L’etude FILLY, étude de phase II sur l’inhibition du facteur 3 du complément par APL–2 a permis de montrer une diminution de l’évolution de la DMLA atrophique.
Les patients (246 patients) étaient répartis en trois groupes :

  • Un groupe témoin
  • Un groupe traité mensuellement par APL–2
  • Un groupe traité tous les deux mois par APL–2

En cas d’injection mensuelle d’APL–2 il y a une diminution de 20 % de la croissance des lésions d’atrophie. En cas d’injection tous les deux mois, il y a une limitation de l’évolution des lésions de 16 %. Il ne s’agit pas là d’une régression mais bien d’une limitation de la dégradation : on limite la casse.

La tolérance a été bonne.

Les tentatives de prévention

L’étude PRO-CON a proposé de faire des injections systématiques d’Aflibercept en cas de néovaisseaux quiescents découverts à l’OCT-A. Alors que le taux de conversion en dégénérescence neovasculaire est évalué entre 17% et 39% en 2 ans dans les études Anchor, CATT et View, il eût été intéressant de prévenir cette aggravation.

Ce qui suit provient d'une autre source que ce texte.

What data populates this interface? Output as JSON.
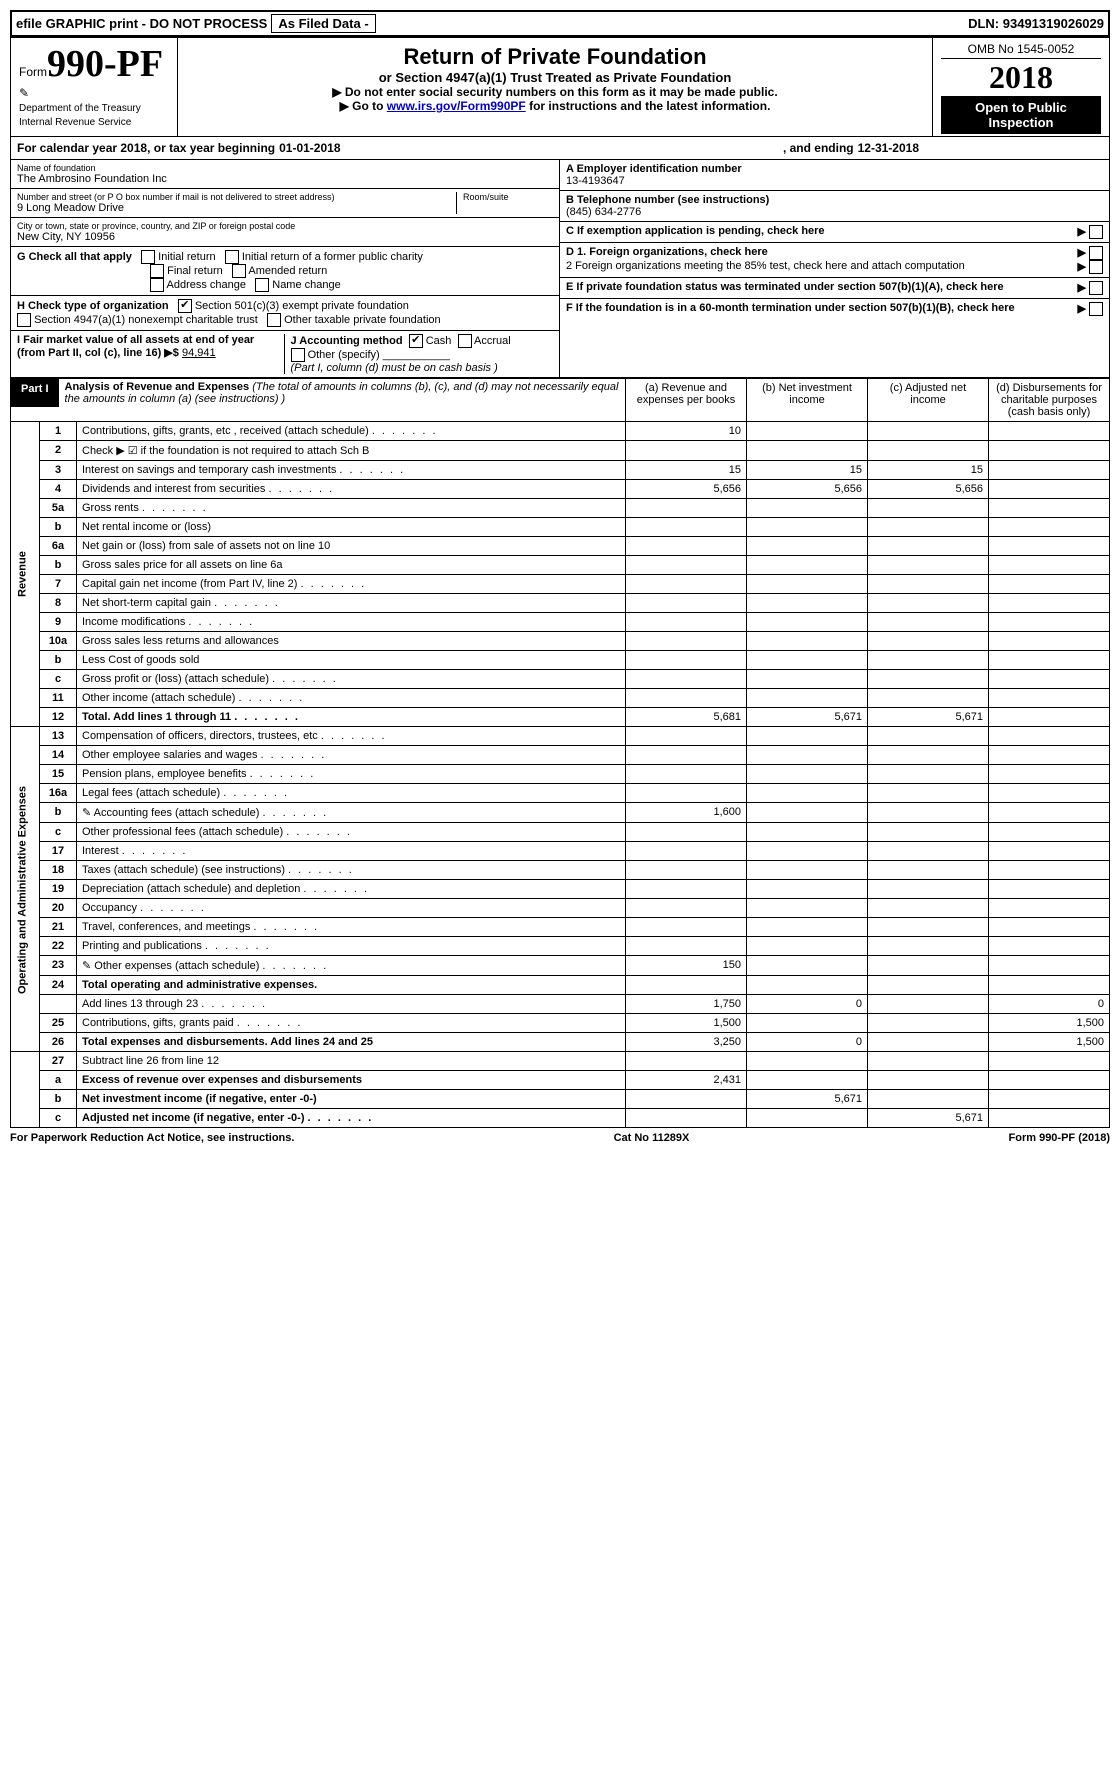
{
  "top": {
    "efile": "efile GRAPHIC print - DO NOT PROCESS",
    "asfiled": "As Filed Data -",
    "dln_label": "DLN:",
    "dln": "93491319026029"
  },
  "header": {
    "form_prefix": "Form",
    "form_num": "990-PF",
    "dept1": "Department of the Treasury",
    "dept2": "Internal Revenue Service",
    "title": "Return of Private Foundation",
    "subtitle": "or Section 4947(a)(1) Trust Treated as Private Foundation",
    "instr1": "▶ Do not enter social security numbers on this form as it may be made public.",
    "instr2_pre": "▶ Go to ",
    "instr2_link": "www.irs.gov/Form990PF",
    "instr2_post": " for instructions and the latest information.",
    "omb": "OMB No 1545-0052",
    "year": "2018",
    "open": "Open to Public Inspection"
  },
  "calyear": {
    "pre": "For calendar year 2018, or tax year beginning ",
    "begin": "01-01-2018",
    "mid": ", and ending ",
    "end": "12-31-2018"
  },
  "id": {
    "name_label": "Name of foundation",
    "name": "The Ambrosino Foundation Inc",
    "addr_label": "Number and street (or P O  box number if mail is not delivered to street address)",
    "room_label": "Room/suite",
    "addr": "9 Long Meadow Drive",
    "city_label": "City or town, state or province, country, and ZIP or foreign postal code",
    "city": "New City, NY  10956",
    "a_label": "A Employer identification number",
    "a_val": "13-4193647",
    "b_label": "B Telephone number (see instructions)",
    "b_val": "(845) 634-2776",
    "c_label": "C If exemption application is pending, check here",
    "d1": "D 1. Foreign organizations, check here",
    "d2": "2 Foreign organizations meeting the 85% test, check here and attach computation",
    "e": "E  If private foundation status was terminated under section 507(b)(1)(A), check here",
    "f": "F  If the foundation is in a 60-month termination under section 507(b)(1)(B), check here"
  },
  "g": {
    "label": "G Check all that apply",
    "o1": "Initial return",
    "o2": "Initial return of a former public charity",
    "o3": "Final return",
    "o4": "Amended return",
    "o5": "Address change",
    "o6": "Name change"
  },
  "h": {
    "label": "H Check type of organization",
    "o1": "Section 501(c)(3) exempt private foundation",
    "o2": "Section 4947(a)(1) nonexempt charitable trust",
    "o3": "Other taxable private foundation",
    "checked": "✔"
  },
  "i": {
    "label": "I Fair market value of all assets at end of year (from Part II, col (c), line 16) ▶$ ",
    "val": "94,941"
  },
  "j": {
    "label": "J Accounting method",
    "o1": "Cash",
    "o2": "Accrual",
    "o3": "Other (specify)",
    "note": "(Part I, column (d) must be on cash basis )",
    "checked": "✔"
  },
  "part1": {
    "label": "Part I",
    "title": "Analysis of Revenue and Expenses",
    "note": " (The total of amounts in columns (b), (c), and (d) may not necessarily equal the amounts in column (a) (see instructions) )",
    "col_a": "(a) Revenue and expenses per books",
    "col_b": "(b) Net investment income",
    "col_c": "(c) Adjusted net income",
    "col_d": "(d) Disbursements for charitable purposes (cash basis only)"
  },
  "vlabels": {
    "revenue": "Revenue",
    "expenses": "Operating and Administrative Expenses"
  },
  "rows": [
    {
      "n": "1",
      "d": "Contributions, gifts, grants, etc , received (attach schedule)",
      "a": "10",
      "b": "",
      "c": "",
      "dd": ""
    },
    {
      "n": "2",
      "d": "Check ▶ ☑ if the foundation is not required to attach Sch B",
      "nodots": true
    },
    {
      "n": "3",
      "d": "Interest on savings and temporary cash investments",
      "a": "15",
      "b": "15",
      "c": "15",
      "dd": ""
    },
    {
      "n": "4",
      "d": "Dividends and interest from securities",
      "a": "5,656",
      "b": "5,656",
      "c": "5,656",
      "dd": ""
    },
    {
      "n": "5a",
      "d": "Gross rents"
    },
    {
      "n": "b",
      "d": "Net rental income or (loss)",
      "nodots": true
    },
    {
      "n": "6a",
      "d": "Net gain or (loss) from sale of assets not on line 10",
      "nodots": true
    },
    {
      "n": "b",
      "d": "Gross sales price for all assets on line 6a",
      "nodots": true
    },
    {
      "n": "7",
      "d": "Capital gain net income (from Part IV, line 2)"
    },
    {
      "n": "8",
      "d": "Net short-term capital gain"
    },
    {
      "n": "9",
      "d": "Income modifications"
    },
    {
      "n": "10a",
      "d": "Gross sales less returns and allowances",
      "nodots": true
    },
    {
      "n": "b",
      "d": "Less  Cost of goods sold",
      "nodots": true
    },
    {
      "n": "c",
      "d": "Gross profit or (loss) (attach schedule)"
    },
    {
      "n": "11",
      "d": "Other income (attach schedule)"
    },
    {
      "n": "12",
      "d": "Total. Add lines 1 through 11",
      "bold": true,
      "a": "5,681",
      "b": "5,671",
      "c": "5,671",
      "dd": ""
    }
  ],
  "exp_rows": [
    {
      "n": "13",
      "d": "Compensation of officers, directors, trustees, etc"
    },
    {
      "n": "14",
      "d": "Other employee salaries and wages"
    },
    {
      "n": "15",
      "d": "Pension plans, employee benefits"
    },
    {
      "n": "16a",
      "d": "Legal fees (attach schedule)"
    },
    {
      "n": "b",
      "d": "Accounting fees (attach schedule)",
      "icon": true,
      "a": "1,600"
    },
    {
      "n": "c",
      "d": "Other professional fees (attach schedule)"
    },
    {
      "n": "17",
      "d": "Interest"
    },
    {
      "n": "18",
      "d": "Taxes (attach schedule) (see instructions)"
    },
    {
      "n": "19",
      "d": "Depreciation (attach schedule) and depletion"
    },
    {
      "n": "20",
      "d": "Occupancy"
    },
    {
      "n": "21",
      "d": "Travel, conferences, and meetings"
    },
    {
      "n": "22",
      "d": "Printing and publications"
    },
    {
      "n": "23",
      "d": "Other expenses (attach schedule)",
      "icon": true,
      "a": "150"
    },
    {
      "n": "24",
      "d": "Total operating and administrative expenses.",
      "bold": true,
      "nodots": true
    },
    {
      "n": "",
      "d": "Add lines 13 through 23",
      "a": "1,750",
      "b": "0",
      "dd": "0"
    },
    {
      "n": "25",
      "d": "Contributions, gifts, grants paid",
      "a": "1,500",
      "dd": "1,500"
    },
    {
      "n": "26",
      "d": "Total expenses and disbursements. Add lines 24 and 25",
      "bold": true,
      "nodots": true,
      "a": "3,250",
      "b": "0",
      "dd": "1,500"
    }
  ],
  "sum_rows": [
    {
      "n": "27",
      "d": "Subtract line 26 from line 12",
      "nodots": true
    },
    {
      "n": "a",
      "d": "Excess of revenue over expenses and disbursements",
      "bold": true,
      "nodots": true,
      "a": "2,431"
    },
    {
      "n": "b",
      "d": "Net investment income (if negative, enter -0-)",
      "bold": true,
      "nodots": true,
      "b": "5,671"
    },
    {
      "n": "c",
      "d": "Adjusted net income (if negative, enter -0-)",
      "bold": true,
      "c": "5,671"
    }
  ],
  "footer": {
    "left": "For Paperwork Reduction Act Notice, see instructions.",
    "mid": "Cat No 11289X",
    "right": "Form 990-PF (2018)"
  }
}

Cette étude menée sur 2 ans a montré qu’il n’y a aucun intérêt à faire des injections d’anti-VEGF avant l’apparition des signes objectifs d’activité des néovaisseaux .

Une autre étude a regardé l’apport des lasers Nano-seconde sur la disparition des drusen.

Le résultat global est qu’il n’y a aucun intérêt à faire des lasers nano-seconde de façon systématique, sous forme de grille, sans cibler les drusen, comme cela a été fait dans l’etude.

Une analyse secondaire des sous populations a montré une régression des drusen séreux, mais qui n’a pas empêché l’évolution vers une forme néovasculaire d’un certain nombre de patients, sans différence avec les témoins et elle a même montré une aggravation de l’apparition des atrophies en cas de pseudo-drusen.